Mitchell County, Kansas
Height: 4-12 inches
Family: Apocynaceae - Dogbane Family
Flowering Period:   April, May, June
Also Called: Antelope horns.
Stems: Decumbent to ascending, few to many, 6 to 24 inches long, radiating from crown, simple to sparingly branched, glabrous or minutely pubescent.
Leaves: Mostly alternate, simple, short-stalked, firm, ascending to spreading, lanceolate, 1.5 to 8 inches long, .5 to 1.25 inch wide, nearly glabrous or sparsely pubescent; margins entire; tips pointed.
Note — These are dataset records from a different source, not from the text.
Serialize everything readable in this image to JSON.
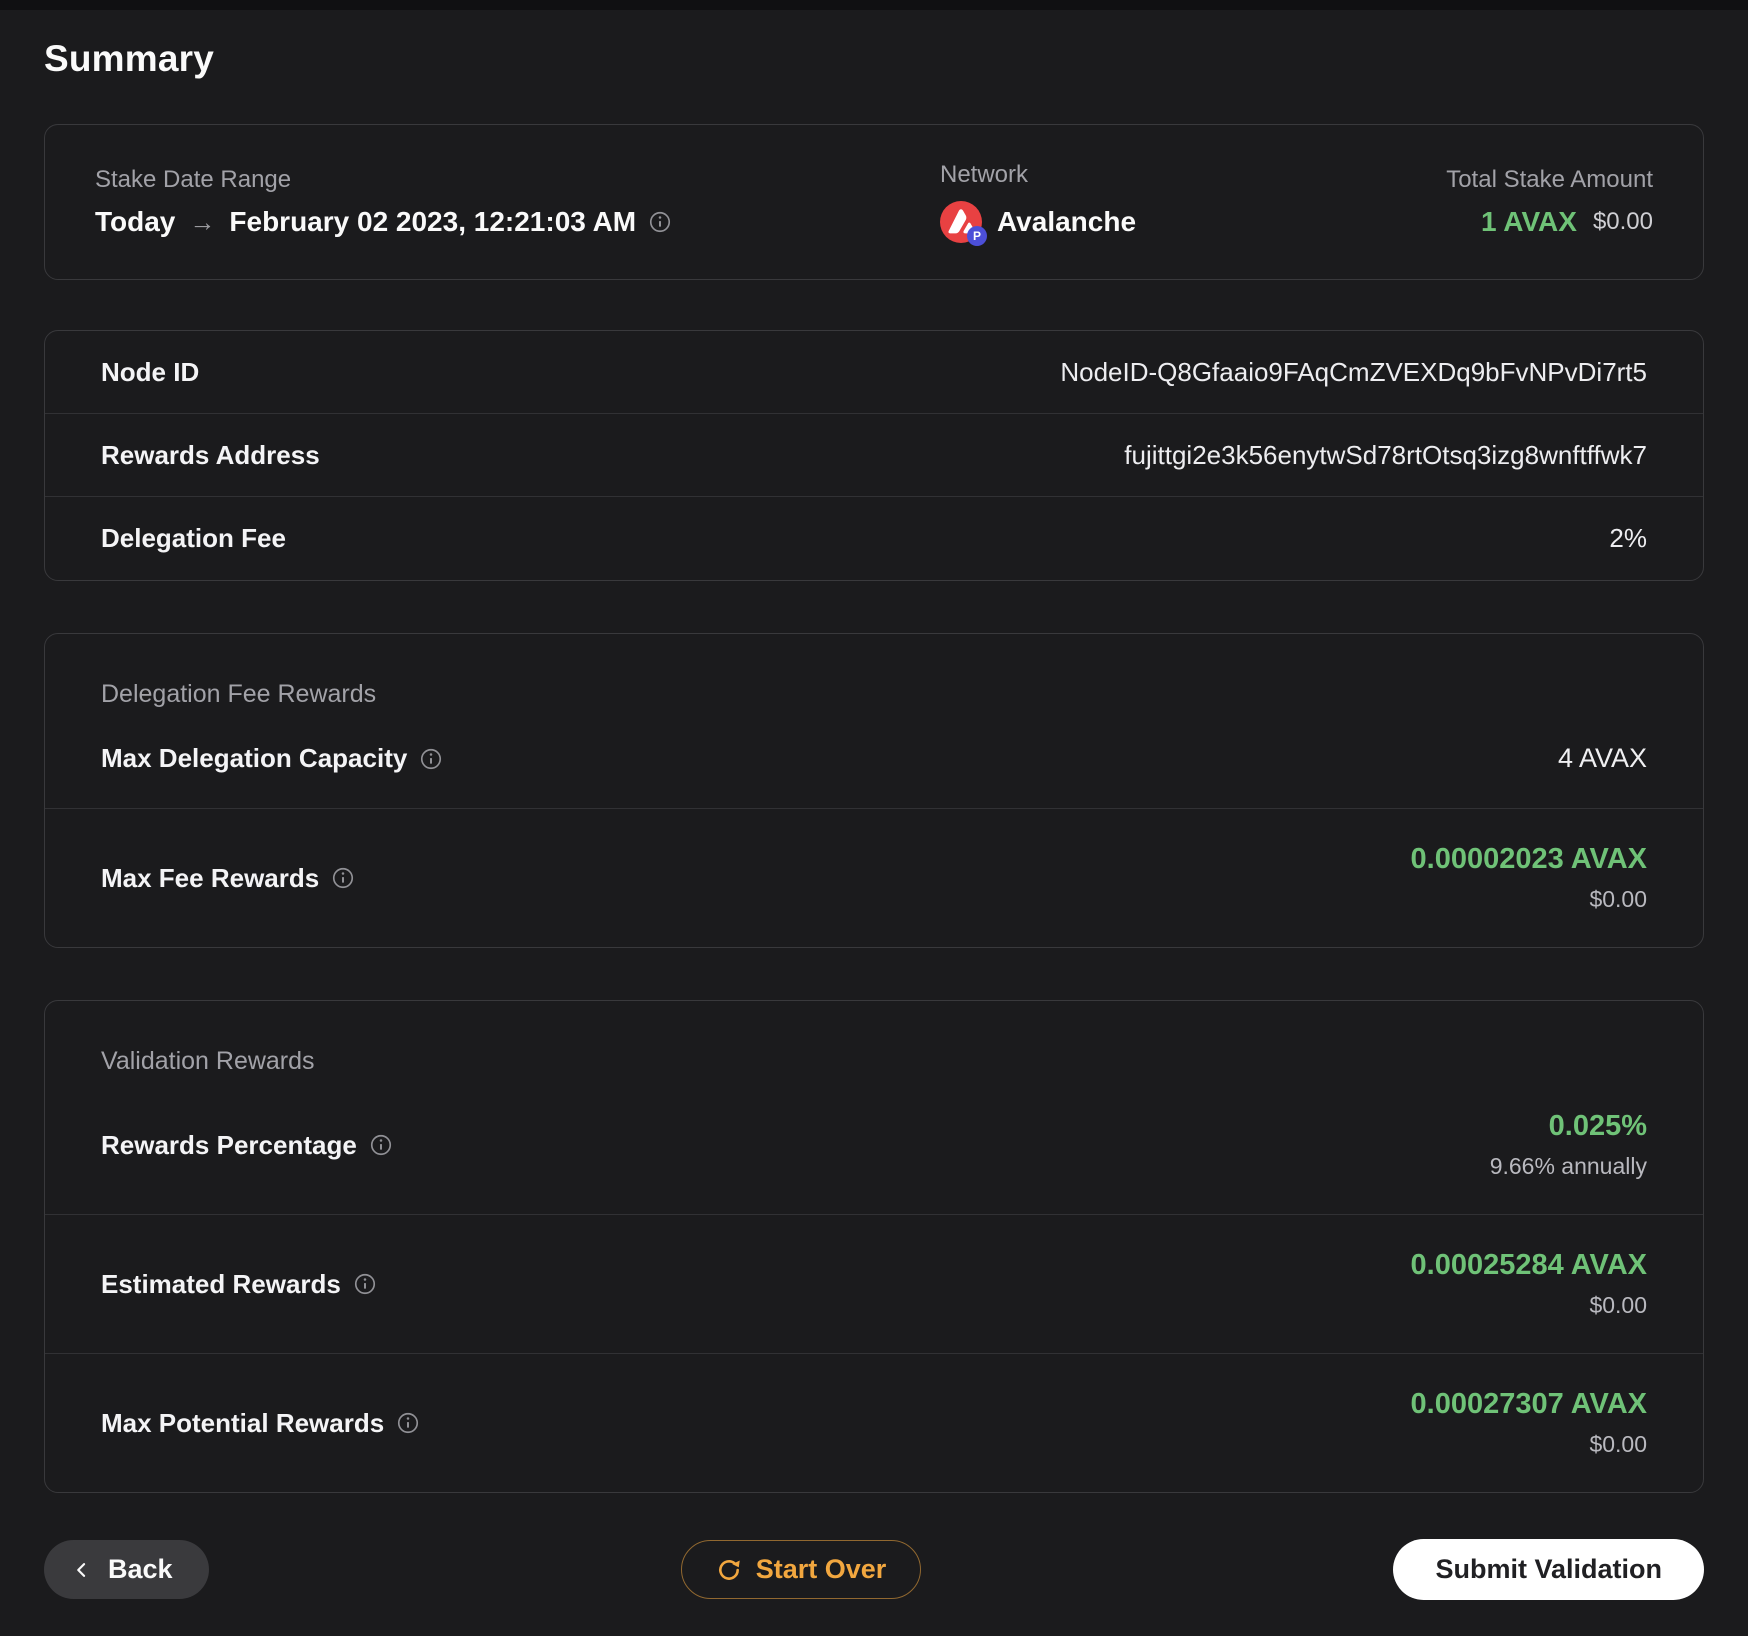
{
  "title": "Summary",
  "colors": {
    "accent_green": "#6fc277",
    "accent_amber": "#f2a73f",
    "avalanche_red": "#e84142",
    "badge_purple": "#4c4fd8",
    "background": "#1b1b1d"
  },
  "overview": {
    "stake_date_range": {
      "label": "Stake Date Range",
      "from": "Today",
      "arrow": "→",
      "to": "February 02 2023, 12:21:03 AM"
    },
    "network": {
      "label": "Network",
      "value": "Avalanche",
      "icon": "avalanche-logo",
      "badge": "P"
    },
    "total_stake": {
      "label": "Total Stake Amount",
      "amount": "1 AVAX",
      "usd": "$0.00"
    }
  },
  "details": {
    "rows": [
      {
        "label": "Node ID",
        "value": "NodeID-Q8Gfaaio9FAqCmZVEXDq9bFvNPvDi7rt5"
      },
      {
        "label": "Rewards Address",
        "value": "fujittgi2e3k56enytwSd78rtOtsq3izg8wnftffwk7"
      },
      {
        "label": "Delegation Fee",
        "value": "2%"
      }
    ]
  },
  "delegation_fee_rewards": {
    "title": "Delegation Fee Rewards",
    "capacity": {
      "label": "Max Delegation Capacity",
      "value": "4 AVAX"
    },
    "max_fee": {
      "label": "Max Fee Rewards",
      "value": "0.00002023 AVAX",
      "usd": "$0.00"
    }
  },
  "validation_rewards": {
    "title": "Validation Rewards",
    "rows": [
      {
        "label": "Rewards Percentage",
        "value": "0.025%",
        "sub": "9.66% annually"
      },
      {
        "label": "Estimated Rewards",
        "value": "0.00025284 AVAX",
        "sub": "$0.00"
      },
      {
        "label": "Max Potential Rewards",
        "value": "0.00027307 AVAX",
        "sub": "$0.00"
      }
    ]
  },
  "footer": {
    "back": "Back",
    "start_over": "Start Over",
    "submit": "Submit Validation"
  }
}
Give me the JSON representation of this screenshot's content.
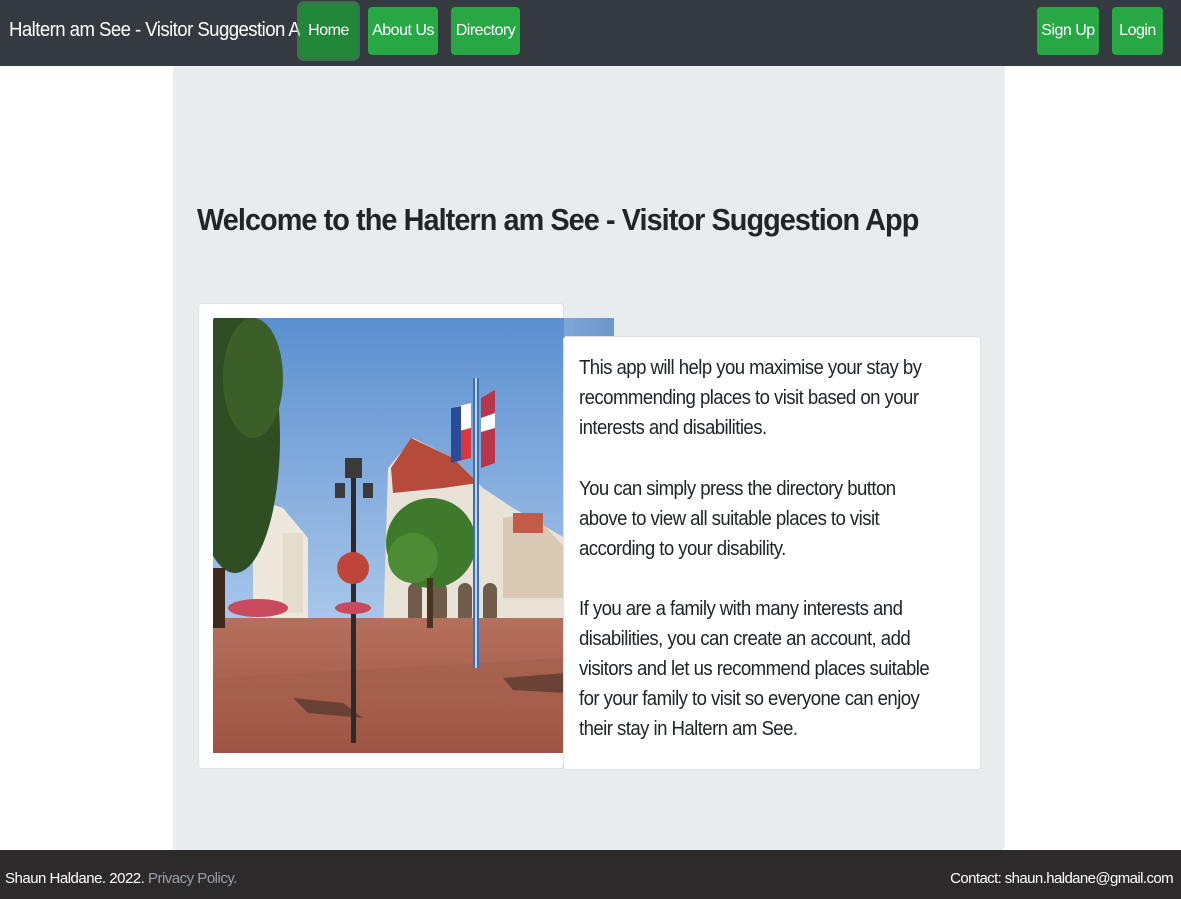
{
  "navbar": {
    "brand": "Haltern am See - Visitor Suggestion App",
    "links": {
      "home": "Home",
      "about": "About Us",
      "directory": "Directory"
    },
    "auth": {
      "signup": "Sign Up",
      "login": "Login"
    }
  },
  "main": {
    "title": "Welcome to the Haltern am See - Visitor Suggestion App",
    "paragraphs": [
      "This app will help you maximise your stay by recommending places to visit based on your interests and disabilities.",
      "You can simply press the directory button above to view all suitable places to visit according to your disability.",
      "If you are a family with many interests and disabilities, you can create an account, add visitors and let us recommend places suitable for your family to visit so everyone can enjoy their stay in Haltern am See."
    ]
  },
  "footer": {
    "author": "Shaun Haldane. 2022.",
    "privacy": "Privacy Policy.",
    "contact": "Contact: shaun.haldane@gmail.com"
  },
  "colors": {
    "navbar": "#343a40",
    "button": "#28a745",
    "jumbotron": "#e9ecef",
    "footer": "#2d2a2b"
  }
}
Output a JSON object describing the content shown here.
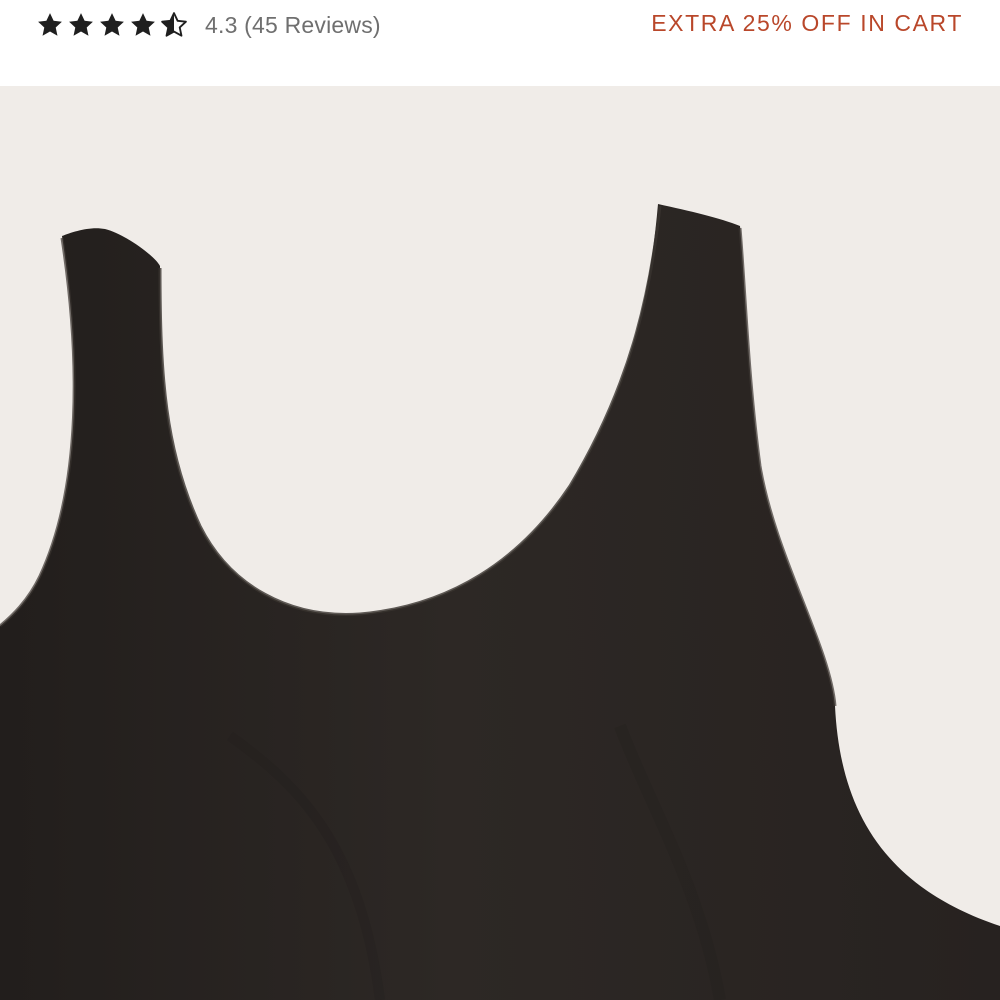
{
  "rating": {
    "value": 4.3,
    "max_stars": 5,
    "text": "4.3 (45 Reviews)",
    "star_color": "#1f1f1f",
    "star_icons": [
      "star-icon",
      "star-icon",
      "star-icon",
      "star-icon",
      "half-star-icon"
    ]
  },
  "promo": {
    "text": "EXTRA 25% OFF IN CART",
    "color": "#b9472a"
  },
  "product_image": {
    "subject": "black scoop-neck tank top",
    "background_color": "#f0ece8",
    "garment_color": "#2b2623"
  }
}
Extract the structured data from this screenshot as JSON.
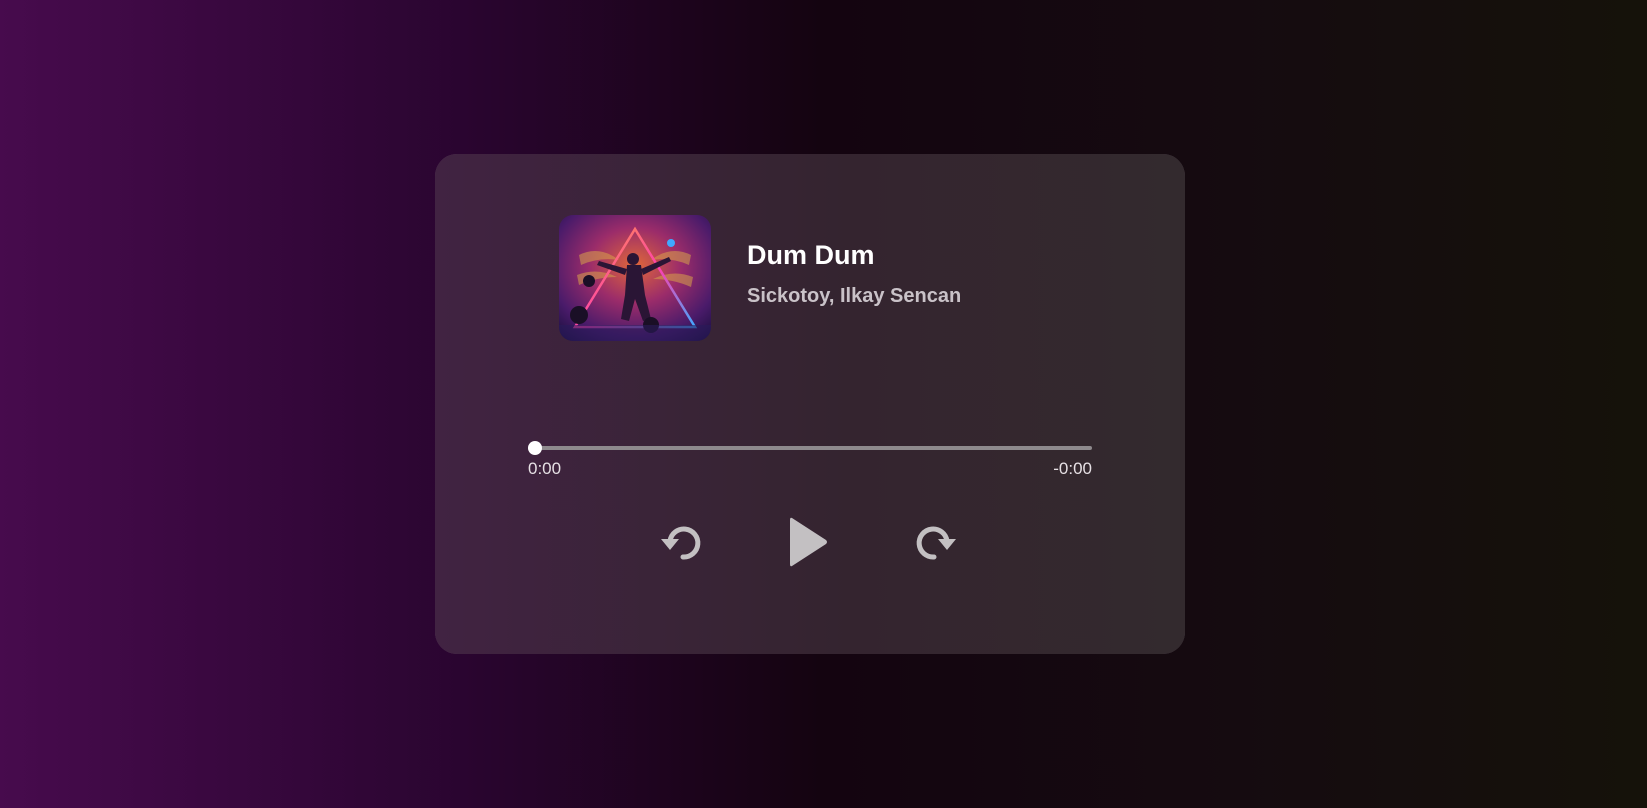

Inflorescences: Umbels, solitary, sessile or short-stalked, subtended by 1-3 leaves, 9-34-flowered, terminal.
Flowers: 5-parted, 1/4 to 1/2 inch tall, on stout stalks 3/5 to 1 inch long; calyx lobes lanceolate to ovate, green to purple-tinged, minutely hairy; corolla lobes elliptic-lanceolate, pale yellowish green, glabrous, curved upward; hoods club-shaped, purplish; tips incurved, usually greenish cream; horns absent.
Fruits: Pods, spindle-shaped, 1.5 to 5 inches long, 1/2 to 1 inch wide, minutely hairy, erect on downward-curved stalks; seeds egg-shaped, tufted with light tan hairs at tips.
Habitat: Dry rocky or sandy prairie uplands.
Distribution: Principally central 1/3 of Kansas.
Uses: The Navajo used this plant to treat bites from rabid animals.
Comments: The fruits resemble the horns of antelope as they elongate and begin to curve. Spider antelopehorn will ooze a milky fluid when injured. Formerly treated as Asclepiadaceae - Milkweed Family.
 Resembles Spider milkweed Asclepias viridis.